Litauischer Geheimdienst sieht Russlands anhaltende Militäraktion gegen die Ukraine

Geschrieben von Peter Zeifert

10 Wochen vor

|

07/03/2024
Foto: Shutterstock.com
Foto: Shutterstock.com
Litauischer Geheimdienst sieht Russlands anhaltende Militäraktion gegen die Ukraine.

Einem Bericht des litauischen Geheimdienstes vom 7. März zufolge verfügt Russland über die notwendigen finanziellen und logistischen Mittel, um seine aktuelle militärische Aggression gegen die Ukraine für mindestens zwei weitere Jahre aufrechtzuerhalten. Die Analyse führt hohe Ölpreise, strategische Investitionen in den Militärsektor und erfolgreiche Umgehungen von Sanktionen als Schlüsselfaktoren an, die Russlands verlängertes Engagement im Konflikt ermöglichen.
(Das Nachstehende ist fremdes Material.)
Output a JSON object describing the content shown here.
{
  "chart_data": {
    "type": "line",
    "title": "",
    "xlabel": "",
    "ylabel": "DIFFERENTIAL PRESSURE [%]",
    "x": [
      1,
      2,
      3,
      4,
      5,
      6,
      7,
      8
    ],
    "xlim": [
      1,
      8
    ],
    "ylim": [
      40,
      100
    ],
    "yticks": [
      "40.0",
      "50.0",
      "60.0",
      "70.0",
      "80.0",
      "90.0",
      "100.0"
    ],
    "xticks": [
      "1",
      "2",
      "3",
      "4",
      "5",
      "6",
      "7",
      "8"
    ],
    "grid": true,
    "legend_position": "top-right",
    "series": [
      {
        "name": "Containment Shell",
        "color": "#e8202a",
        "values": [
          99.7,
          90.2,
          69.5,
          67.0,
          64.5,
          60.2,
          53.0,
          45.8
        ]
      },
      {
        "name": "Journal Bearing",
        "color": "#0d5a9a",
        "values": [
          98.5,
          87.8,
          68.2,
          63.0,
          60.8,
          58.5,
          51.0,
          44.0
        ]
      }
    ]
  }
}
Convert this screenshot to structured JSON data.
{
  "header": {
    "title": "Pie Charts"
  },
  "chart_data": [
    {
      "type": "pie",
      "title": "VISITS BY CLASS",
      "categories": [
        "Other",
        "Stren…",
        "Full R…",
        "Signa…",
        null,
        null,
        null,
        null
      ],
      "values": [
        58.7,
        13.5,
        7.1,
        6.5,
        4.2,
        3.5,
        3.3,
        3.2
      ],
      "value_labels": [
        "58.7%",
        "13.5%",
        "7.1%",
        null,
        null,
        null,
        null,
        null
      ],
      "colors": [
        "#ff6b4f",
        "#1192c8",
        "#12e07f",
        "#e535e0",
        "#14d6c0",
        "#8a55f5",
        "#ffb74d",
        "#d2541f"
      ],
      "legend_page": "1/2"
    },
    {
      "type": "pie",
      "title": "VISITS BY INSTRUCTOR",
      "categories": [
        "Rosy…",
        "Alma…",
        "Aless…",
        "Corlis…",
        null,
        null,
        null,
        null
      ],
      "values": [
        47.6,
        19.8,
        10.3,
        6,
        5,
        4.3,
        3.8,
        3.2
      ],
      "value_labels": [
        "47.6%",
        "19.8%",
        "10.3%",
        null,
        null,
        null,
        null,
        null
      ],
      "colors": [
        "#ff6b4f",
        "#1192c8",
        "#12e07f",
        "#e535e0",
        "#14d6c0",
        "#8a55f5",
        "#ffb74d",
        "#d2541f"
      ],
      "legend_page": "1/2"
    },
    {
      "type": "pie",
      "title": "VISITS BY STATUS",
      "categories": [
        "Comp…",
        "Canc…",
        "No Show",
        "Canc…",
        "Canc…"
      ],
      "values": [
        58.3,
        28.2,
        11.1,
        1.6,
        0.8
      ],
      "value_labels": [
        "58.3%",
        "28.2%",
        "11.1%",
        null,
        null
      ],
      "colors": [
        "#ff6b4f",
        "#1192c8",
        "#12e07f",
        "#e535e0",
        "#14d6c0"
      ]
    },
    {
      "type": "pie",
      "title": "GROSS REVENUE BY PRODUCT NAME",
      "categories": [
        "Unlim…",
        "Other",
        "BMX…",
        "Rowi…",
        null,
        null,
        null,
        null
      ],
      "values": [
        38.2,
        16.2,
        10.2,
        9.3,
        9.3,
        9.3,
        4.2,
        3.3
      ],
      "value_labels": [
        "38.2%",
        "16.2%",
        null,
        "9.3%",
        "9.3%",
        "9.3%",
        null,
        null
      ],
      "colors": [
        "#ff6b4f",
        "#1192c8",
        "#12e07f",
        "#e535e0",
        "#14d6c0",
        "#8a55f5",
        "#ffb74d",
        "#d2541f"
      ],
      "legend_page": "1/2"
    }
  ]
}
Jetzt, im dritten Jahr des Konflikts, zeigen die Bemühungen der russischen Streitkräfte keine Anzeichen einer Verringerung und intensivieren die Situation entlang der Frontlinien. Komplikationen beim Erhalt von US-Unterstützung fügen den Herausforderungen der Ukraine im effektiven Kampf gegen die Aggression hinzu.

Der Bericht, eine gemeinsame Anstrengung des litauischen Staatssicherheitsdienstes (VSD) und des Verteidigungsgeheimdienstes und Sicherheitsdienstes (AOTD), legt nahe, dass Russland den Krieg "mit ähnlicher Intensität" für einen Zeitraum von sechs Monaten bis zwei Jahren aufrechterhalten kann.
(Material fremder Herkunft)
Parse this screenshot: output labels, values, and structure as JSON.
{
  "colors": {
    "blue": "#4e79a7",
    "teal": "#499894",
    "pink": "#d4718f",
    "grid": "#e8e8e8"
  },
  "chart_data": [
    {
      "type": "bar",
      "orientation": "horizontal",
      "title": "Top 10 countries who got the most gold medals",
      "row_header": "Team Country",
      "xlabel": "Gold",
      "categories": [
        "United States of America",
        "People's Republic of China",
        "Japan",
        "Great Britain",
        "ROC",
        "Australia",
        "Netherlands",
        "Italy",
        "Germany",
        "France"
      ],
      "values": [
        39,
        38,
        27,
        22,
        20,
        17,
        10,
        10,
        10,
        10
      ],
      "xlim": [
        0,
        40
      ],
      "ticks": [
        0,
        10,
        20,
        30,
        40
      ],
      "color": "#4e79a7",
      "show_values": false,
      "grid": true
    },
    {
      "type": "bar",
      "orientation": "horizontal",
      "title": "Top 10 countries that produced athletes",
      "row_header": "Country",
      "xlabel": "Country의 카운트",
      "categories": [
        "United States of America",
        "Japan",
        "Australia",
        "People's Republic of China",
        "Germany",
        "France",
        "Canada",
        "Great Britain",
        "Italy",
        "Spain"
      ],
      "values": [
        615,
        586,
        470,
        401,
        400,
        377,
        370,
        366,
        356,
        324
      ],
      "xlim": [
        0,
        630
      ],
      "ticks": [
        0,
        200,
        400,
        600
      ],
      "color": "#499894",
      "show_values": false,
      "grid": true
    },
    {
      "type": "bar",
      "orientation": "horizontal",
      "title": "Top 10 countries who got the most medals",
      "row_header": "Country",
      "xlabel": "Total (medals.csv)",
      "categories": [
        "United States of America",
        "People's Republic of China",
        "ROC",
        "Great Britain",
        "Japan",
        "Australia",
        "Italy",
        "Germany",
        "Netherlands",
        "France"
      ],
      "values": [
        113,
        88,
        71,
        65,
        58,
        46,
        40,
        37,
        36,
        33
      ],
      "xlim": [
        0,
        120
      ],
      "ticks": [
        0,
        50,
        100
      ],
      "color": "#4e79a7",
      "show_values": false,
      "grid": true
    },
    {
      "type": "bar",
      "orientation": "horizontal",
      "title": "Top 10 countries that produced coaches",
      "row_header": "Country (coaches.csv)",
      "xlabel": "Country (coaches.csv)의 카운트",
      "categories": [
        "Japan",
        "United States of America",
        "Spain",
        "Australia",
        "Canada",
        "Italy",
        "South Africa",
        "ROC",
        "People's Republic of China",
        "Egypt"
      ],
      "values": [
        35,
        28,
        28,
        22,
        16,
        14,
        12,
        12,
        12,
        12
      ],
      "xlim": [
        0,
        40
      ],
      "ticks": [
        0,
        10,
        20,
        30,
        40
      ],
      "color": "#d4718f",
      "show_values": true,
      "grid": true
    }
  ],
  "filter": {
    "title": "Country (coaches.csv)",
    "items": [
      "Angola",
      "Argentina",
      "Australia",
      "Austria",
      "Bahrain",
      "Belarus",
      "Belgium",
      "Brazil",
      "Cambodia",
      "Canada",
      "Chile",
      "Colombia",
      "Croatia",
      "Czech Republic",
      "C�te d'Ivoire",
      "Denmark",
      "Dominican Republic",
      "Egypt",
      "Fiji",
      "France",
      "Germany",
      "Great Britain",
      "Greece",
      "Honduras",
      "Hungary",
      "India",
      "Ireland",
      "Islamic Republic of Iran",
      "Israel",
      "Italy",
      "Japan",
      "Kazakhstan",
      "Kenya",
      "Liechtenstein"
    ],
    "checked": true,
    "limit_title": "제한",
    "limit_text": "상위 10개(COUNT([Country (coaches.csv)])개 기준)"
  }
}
Moskaus aggressive Haltung gegenüber der Ukraine ist zu einem Eckpfeiler seiner Außenpolitik geworden, wobei Drohungen und Erpressung eingesetzt werden, um internationale Unterstützung für Kiew zu untergraben. Darüber hinaus erweitert Russland aktiv sein Netzwerk von Unternehmen, das darauf ausgelegt ist, westliche Sanktionen zu umgehen, um wichtige Ausrüstung und Ressourcen für seine militärischen Unternehmungen zu sichern.

Westliche Nationen verstärken Maßnahmen, um Russlands Taktiken zur Umgehung von Sanktionen zu blockieren, und zielen auf die Beteiligung von Drittländern ab. Trotz dieser Bemühungen erhält Russland weiterhin kritische Lieferungen, einschließlich Computerkomponenten und Drohnen, aus Ländern wie der Türkei, Kasachstan, Kirgisistan und China, was seine Verteidigungsindustrie stärkt.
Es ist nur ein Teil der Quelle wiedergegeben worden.